I don't see this happening to Steam for quite some time, but it applies pretty much everywhere. Dealing with a dying company isn't likely to accomplish a whole lot.
*Protected from lawsuits relating to their employer, anyways. Obviously if they've personally wronged you, it's a different story.
How are sites slashdotted when nobody reads TFAs?
Hypthotically speaking, from what I've heard about the game, even my youngest (6) would enjoy the game (and would even progress this past weekend to the start tribes level herself). My second youngest would also love the game, and make it even further than that, loving the game. My 15 year old would also enjoy many hours in the game. Myself and my girlfriend would also have truly enjoyed the game, and make it to the tribes level, although not as far as my kids, and are looking forward to playing it further. All ages would seem to enjoy the game, and find value in it. Hypothetically.
If it were sale for $30, and no silly DRM, we would have bought a copy, but we didn't. The online game play looks very interesting, but with the DRM we won't bother to find that out, sadly. The torrented version (I hear) plays fine for single player, with no authentication hassles.
I bought Half-Life 2 a few years back, when I was living in a small cottage. Years later, no chance in hell of finding the box, my son asked me to play the game. After failing to find the original discs, I started a torrent going (I mean at least I could, hypothetically), but remembered that along with the lost boxed copy of Half-Life was an associated Steam account. I guessed at my probable username/password, and got in successfully. I realized I could now not just download patches (which used to take forever on my satellite internet in the boonies :), but I could also install the whole game from scratch. On multiple computers in the house. (With four kids, mobility between the PC's is very helpful). I ended up installing it on four different computers. We never used (and presumably couldn't) use more than one copy at once. That's fine. We weren't looking to abuse our purchase. We weren't looking to run more than one copy at once. We just wanted to play our one copy, when and where we wanted, and Steam allowed just that, and with very fast downloads. We had many, many hours of enjoyment going through the levels together, taking turns. If they had chosen EA/Spore-like DRM, this would have never happened. That has a *huge* amount of value to me.
Plus, there was a fair bit of additional content (forgotten highway, Counterstrike, etc...) that weren't in my original box. And some pretty reasonably prices for some additional promotional games they had running.

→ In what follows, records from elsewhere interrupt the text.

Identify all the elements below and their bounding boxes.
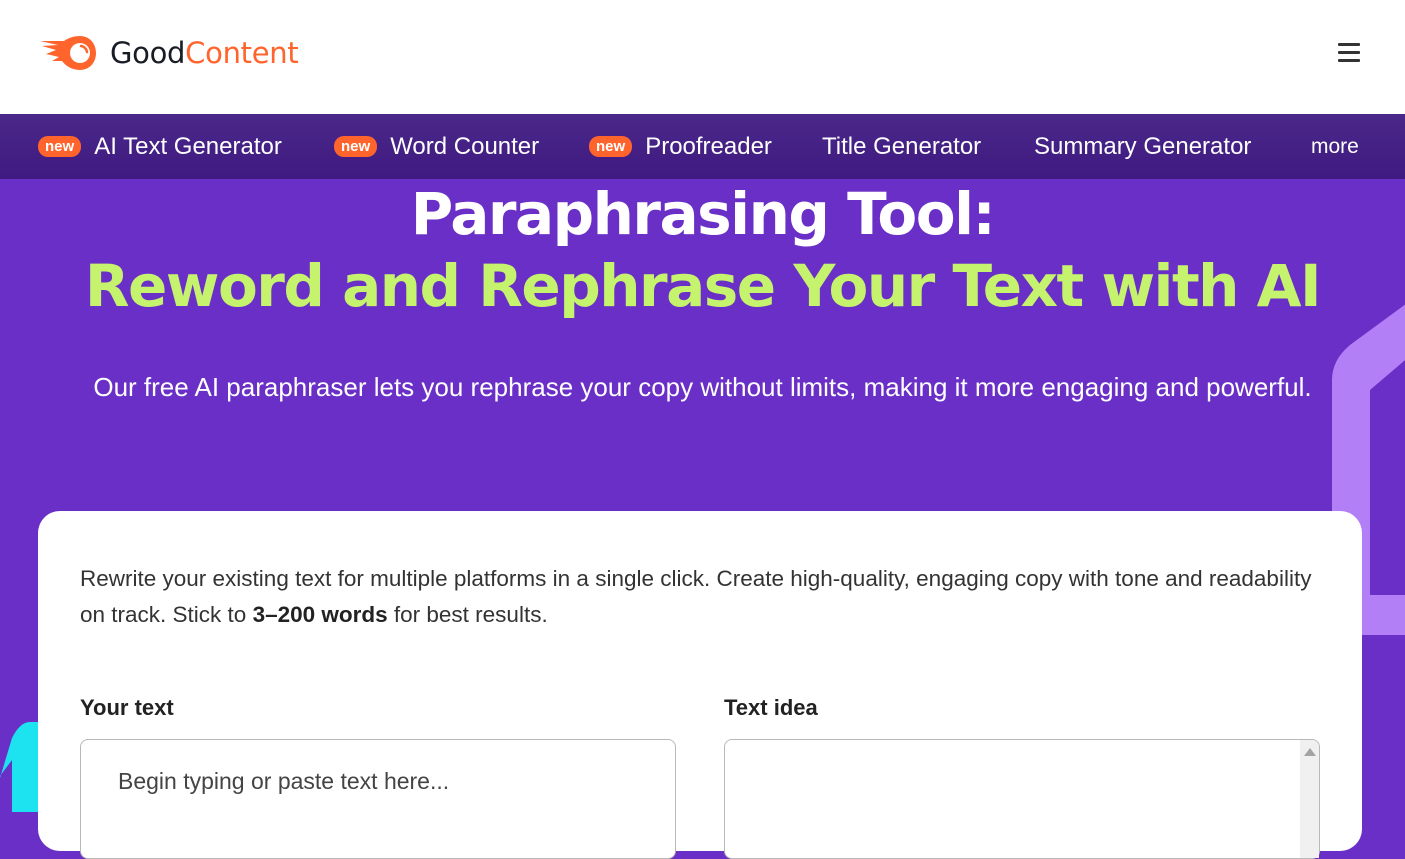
title-line-1: Paraphrasing Tool: [410,180,996,248]
new-badge: new [589,136,633,157]
hero-subtitle: Our free AI paraphraser lets you rephras… [93,372,1312,402]
text-idea-label: Text idea [724,695,818,720]
paraphrase-card: Rewrite your existing text for multiple … [38,511,1362,859]
nav-item-summary-generator[interactable]: Summary Generator [1034,114,1251,179]
logo-text: GoodContent [110,36,299,70]
word-limit: 3–200 words [252,602,388,627]
hamburger-menu-icon[interactable] [1338,43,1362,65]
fireball-logo-icon [40,36,96,70]
nav-item-label: Title Generator [822,132,982,160]
your-text-placeholder: Begin typing or paste text here... [118,768,450,794]
nav-item-label: AI Text Generator [94,132,282,160]
nav-item-word-counter[interactable]: new Word Counter [334,114,539,179]
new-badge: new [38,136,82,157]
card-description: Rewrite your existing text for multiple … [80,566,1312,627]
nav-item-label: Word Counter [390,132,540,160]
nav-item-title-generator[interactable]: Title Generator [822,114,981,179]
page-title: Paraphrasing Tool: Reword and Rephrase Y… [0,178,1405,322]
your-text-label: Your text [80,695,174,720]
nav-item-label: Summary Generator [1034,132,1252,160]
scroll-up-arrow-icon[interactable] [1304,748,1316,756]
nav-more-link[interactable]: more [1311,114,1359,179]
your-text-input[interactable]: Begin typing or paste text here... [80,739,676,859]
new-badge: new [334,136,378,157]
scrollbar[interactable] [1300,740,1319,858]
title-line-2: Reword and Rephrase Your Text with AI [84,252,1322,320]
nav-item-label: Proofreader [645,132,772,160]
decorative-shape-left [0,722,40,812]
nav-item-ai-text-generator[interactable]: new AI Text Generator [38,114,282,179]
tools-nav: new AI Text Generator new Word Counter n… [0,114,1405,179]
nav-item-proofreader[interactable]: new Proofreader [589,114,772,179]
logo[interactable]: GoodContent [38,33,299,73]
site-header: GoodContent [0,0,1405,114]
text-idea-output[interactable] [724,739,1320,859]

To even lump Steam into the pile of steaming DRM out there seems insane to me, when I see someone criticize it. It lets me download and play the game I bought, anywhere, anytime, even though it's a big honkin' game.

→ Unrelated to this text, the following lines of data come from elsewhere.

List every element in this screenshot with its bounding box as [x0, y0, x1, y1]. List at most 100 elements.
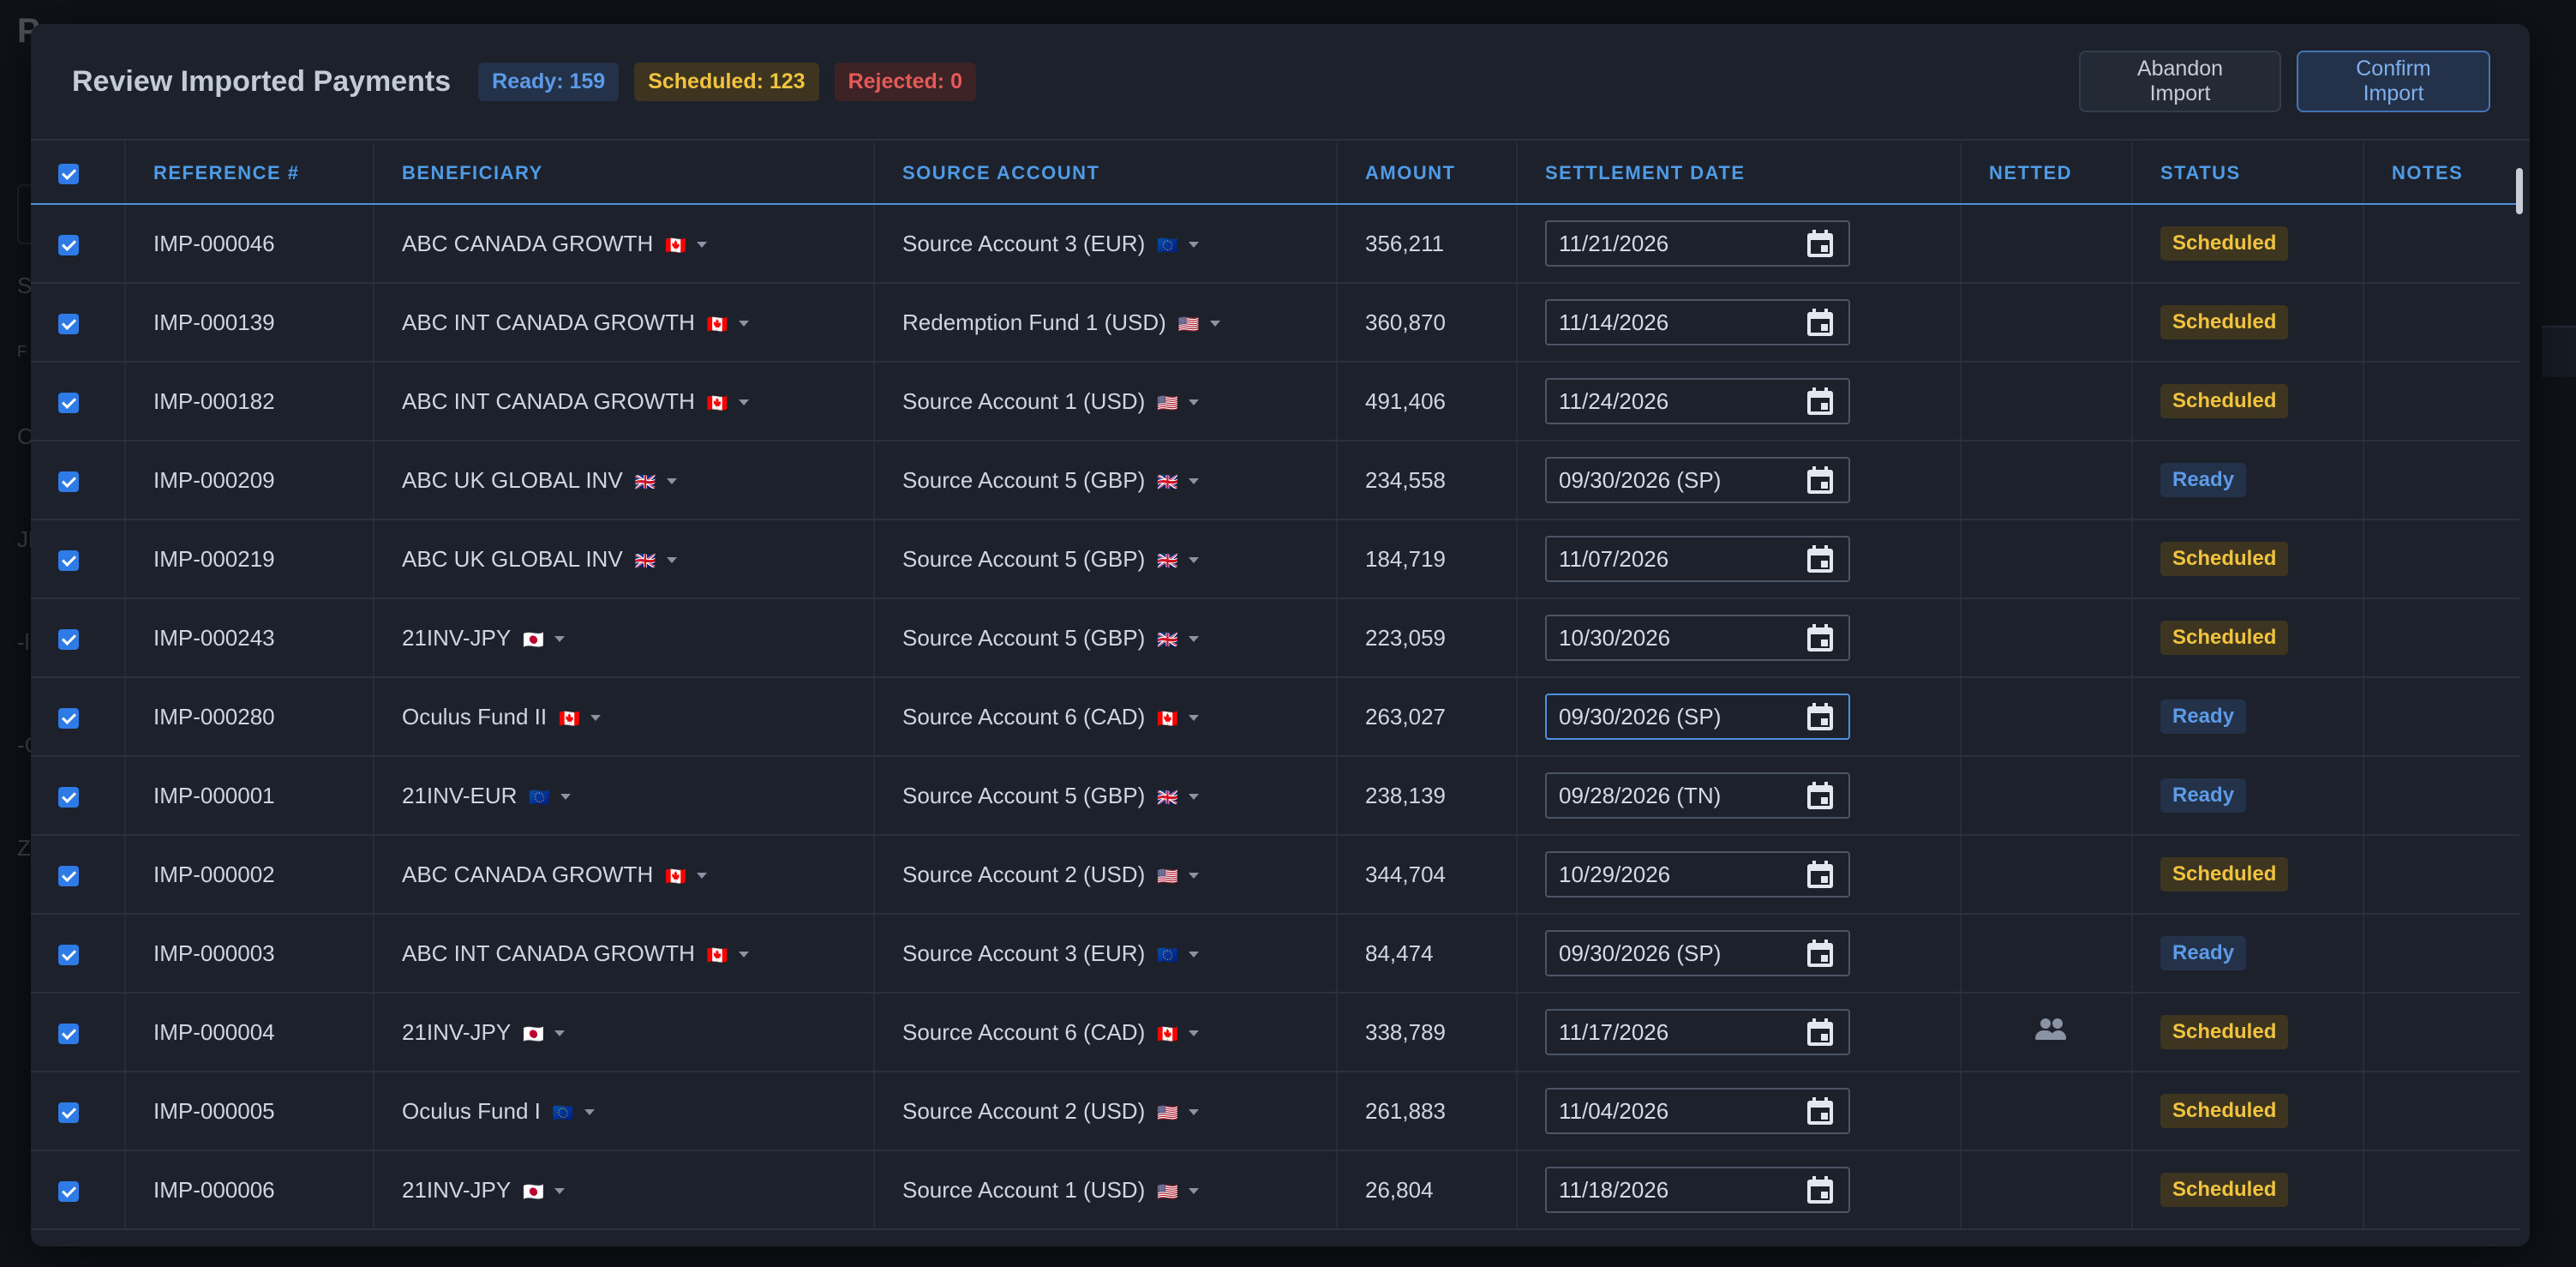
- beneficiary-cell[interactable]: ABC INT CANADA GROWTH 🇨🇦: [374, 283, 875, 363]
- settlement-date-input[interactable]: 11/17/2026: [1545, 1009, 1850, 1055]
- chevron-down-icon[interactable]: [666, 478, 677, 485]
- beneficiary-cell[interactable]: 21INV-JPY 🇯🇵: [374, 598, 875, 678]
- beneficiary-cell[interactable]: Oculus Fund I 🇪🇺: [374, 1072, 875, 1151]
- chevron-down-icon[interactable]: [1189, 557, 1200, 564]
- chevron-down-icon[interactable]: [1189, 1030, 1200, 1037]
- row-checkbox[interactable]: [58, 313, 79, 334]
- notes-cell[interactable]: [2363, 835, 2519, 915]
- source-account-cell[interactable]: Source Account 6 (CAD) 🇨🇦: [874, 677, 1338, 757]
- source-account-cell[interactable]: Source Account 2 (USD) 🇺🇸: [874, 835, 1338, 915]
- chevron-down-icon[interactable]: [1189, 952, 1200, 958]
- beneficiary-cell[interactable]: ABC INT CANADA GROWTH 🇨🇦: [374, 914, 875, 994]
- calendar-icon[interactable]: [1807, 782, 1833, 809]
- settlement-date-input[interactable]: 11/14/2026: [1545, 299, 1850, 345]
- notes-cell[interactable]: [2363, 677, 2519, 757]
- column-header-reference[interactable]: REFERENCE #: [125, 142, 374, 205]
- chevron-down-icon[interactable]: [1189, 1109, 1200, 1116]
- calendar-icon[interactable]: [1807, 1018, 1833, 1046]
- beneficiary-cell[interactable]: Oculus Fund II 🇨🇦: [374, 677, 875, 757]
- beneficiary-cell[interactable]: ABC CANADA GROWTH 🇨🇦: [374, 835, 875, 915]
- chevron-down-icon[interactable]: [1209, 321, 1220, 327]
- table-row[interactable]: IMP-000006 21INV-JPY 🇯🇵 Source Account 1 (U…: [31, 1150, 2519, 1230]
- settlement-date-input[interactable]: 10/30/2026: [1545, 615, 1850, 661]
- chevron-down-icon[interactable]: [1189, 478, 1200, 485]
- chevron-down-icon[interactable]: [738, 321, 749, 327]
- table-row[interactable]: IMP-000046 ABC CANADA GROWTH 🇨🇦 Source Acco…: [31, 204, 2519, 284]
- chevron-down-icon[interactable]: [697, 242, 708, 249]
- chevron-down-icon[interactable]: [584, 1109, 595, 1116]
- calendar-icon[interactable]: [1807, 703, 1833, 730]
- row-checkbox[interactable]: [58, 865, 79, 886]
- settlement-date-input[interactable]: 09/30/2026 (SP): [1545, 694, 1850, 740]
- calendar-icon[interactable]: [1807, 861, 1833, 888]
- table-row[interactable]: IMP-000001 21INV-EUR 🇪🇺 Source Account 5 (G…: [31, 756, 2519, 836]
- row-checkbox[interactable]: [58, 234, 79, 255]
- notes-cell[interactable]: [2363, 283, 2519, 363]
- settlement-date-input[interactable]: 11/04/2026: [1545, 1088, 1850, 1134]
- notes-cell[interactable]: [2363, 756, 2519, 836]
- column-header-notes[interactable]: NOTES: [2363, 142, 2519, 205]
- notes-cell[interactable]: [2363, 362, 2519, 441]
- table-row[interactable]: IMP-000002 ABC CANADA GROWTH 🇨🇦 Source Acco…: [31, 835, 2519, 915]
- notes-cell[interactable]: [2363, 993, 2519, 1072]
- row-checkbox[interactable]: [58, 1023, 79, 1044]
- notes-cell[interactable]: [2363, 204, 2519, 284]
- notes-cell[interactable]: [2363, 441, 2519, 520]
- beneficiary-cell[interactable]: 21INV-JPY 🇯🇵: [374, 993, 875, 1072]
- source-account-cell[interactable]: Source Account 5 (GBP) 🇬🇧: [874, 756, 1338, 836]
- chevron-down-icon[interactable]: [1189, 399, 1200, 406]
- chevron-down-icon[interactable]: [560, 794, 572, 801]
- select-all-checkbox[interactable]: [58, 163, 79, 184]
- table-row[interactable]: IMP-000280 Oculus Fund II 🇨🇦 Source Account…: [31, 677, 2519, 757]
- settlement-date-input[interactable]: 10/29/2026: [1545, 851, 1850, 898]
- source-account-cell[interactable]: Source Account 5 (GBP) 🇬🇧: [874, 519, 1338, 599]
- calendar-icon[interactable]: [1807, 466, 1833, 494]
- source-account-cell[interactable]: Source Account 1 (USD) 🇺🇸: [874, 362, 1338, 441]
- source-account-cell[interactable]: Source Account 5 (GBP) 🇬🇧: [874, 598, 1338, 678]
- settlement-date-input[interactable]: 11/24/2026: [1545, 378, 1850, 424]
- settlement-date-input[interactable]: 09/28/2026 (TN): [1545, 772, 1850, 819]
- source-account-cell[interactable]: Source Account 1 (USD) 🇺🇸: [874, 1150, 1338, 1230]
- chevron-down-icon[interactable]: [554, 636, 566, 643]
- beneficiary-cell[interactable]: 21INV-JPY 🇯🇵: [374, 1150, 875, 1230]
- calendar-icon[interactable]: [1807, 230, 1833, 257]
- notes-cell[interactable]: [2363, 1072, 2519, 1151]
- beneficiary-cell[interactable]: ABC INT CANADA GROWTH 🇨🇦: [374, 362, 875, 441]
- chevron-down-icon[interactable]: [738, 399, 749, 406]
- column-header-status[interactable]: STATUS: [2132, 142, 2364, 205]
- column-header-settlement-date[interactable]: SETTLEMENT DATE: [1517, 142, 1962, 205]
- table-row[interactable]: IMP-000003 ABC INT CANADA GROWTH 🇨🇦 Source …: [31, 914, 2519, 994]
- notes-cell[interactable]: [2363, 1150, 2519, 1230]
- source-account-cell[interactable]: Source Account 2 (USD) 🇺🇸: [874, 1072, 1338, 1151]
- chevron-down-icon[interactable]: [554, 1030, 566, 1037]
- source-account-cell[interactable]: Source Account 3 (EUR) 🇪🇺: [874, 914, 1338, 994]
- chevron-down-icon[interactable]: [666, 557, 677, 564]
- calendar-icon[interactable]: [1807, 387, 1833, 415]
- source-account-cell[interactable]: Redemption Fund 1 (USD) 🇺🇸: [874, 283, 1338, 363]
- column-header-source-account[interactable]: SOURCE ACCOUNT: [874, 142, 1338, 205]
- source-account-cell[interactable]: Source Account 6 (CAD) 🇨🇦: [874, 993, 1338, 1072]
- source-account-cell[interactable]: Source Account 3 (EUR) 🇪🇺: [874, 204, 1338, 284]
- row-checkbox[interactable]: [58, 628, 79, 650]
- beneficiary-cell[interactable]: 21INV-EUR 🇪🇺: [374, 756, 875, 836]
- notes-cell[interactable]: [2363, 598, 2519, 678]
- chevron-down-icon[interactable]: [1189, 1188, 1200, 1195]
- row-checkbox[interactable]: [58, 471, 79, 492]
- chevron-down-icon[interactable]: [590, 715, 601, 722]
- column-header-netted[interactable]: NETTED: [1961, 142, 2133, 205]
- row-checkbox[interactable]: [58, 1102, 79, 1123]
- chevron-down-icon[interactable]: [1189, 873, 1200, 880]
- settlement-date-input[interactable]: 09/30/2026 (SP): [1545, 457, 1850, 503]
- table-row[interactable]: IMP-000209 ABC UK GLOBAL INV 🇬🇧 Source Acco…: [31, 441, 2519, 520]
- notes-cell[interactable]: [2363, 914, 2519, 994]
- table-row[interactable]: IMP-000005 Oculus Fund I 🇪🇺 Source Account …: [31, 1072, 2519, 1151]
- table-row[interactable]: IMP-000243 21INV-JPY 🇯🇵 Source Account 5 (G…: [31, 598, 2519, 678]
- table-row[interactable]: IMP-000182 ABC INT CANADA GROWTH 🇨🇦 Source …: [31, 362, 2519, 441]
- calendar-icon[interactable]: [1807, 309, 1833, 336]
- table-row[interactable]: IMP-000004 21INV-JPY 🇯🇵 Source Account 6 (C…: [31, 993, 2519, 1072]
- column-header-amount[interactable]: AMOUNT: [1337, 142, 1518, 205]
- table-scrollbar[interactable]: [2514, 144, 2523, 1241]
- table-row[interactable]: IMP-000219 ABC UK GLOBAL INV 🇬🇧 Source Acco…: [31, 519, 2519, 599]
- row-checkbox[interactable]: [58, 786, 79, 808]
- chevron-down-icon[interactable]: [1189, 794, 1200, 801]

I wish EA would wake up and smell the roses. Steam has proven that license management doesn't have to be offensive to users, but they still persist. Such a waste, especially for such a cool game. Sure, check my account's validity and in-use status when I run it (no two-copies-at-once for a single account) but let me download and run it from anywhere. I'm happy, you're happy. It's not freakin' rocket science in this day and age...
Love many, trust a few, do harm to none.
Pay 'em with DRM'd money. Put the bucks in a plastic bag with a EULA on the outside they can read that tells them under what conditions they can use the money you're sending in exchange for their DRM'd game.
When they receive enough DRM'd bucks they'll get the message.
In fact, I propose paying for all DRM'd media that way.
Fuck 'em. If they can do it to us, we can do it right back.
It's clear to me that this new DRM scheme has nothing to do with users and everything to do with the used game market. Spore would be pirated whether it had DRM or not, EA aren't stupid. Those are lost sales either way. However, the DRM scheme basically removes Spore from the used game shelves so any potential players that come along later on when it hits the bargain bins, will have to buy the legit EA copy and not the five dollar cheaper used. That's money out of Gamespots pocket and into EA's.
Online activation will be a win for EA and developers, they just have to get the balance right, and/or for the users to get used to it. Meanwhile, EB and Gamespot will be hurting.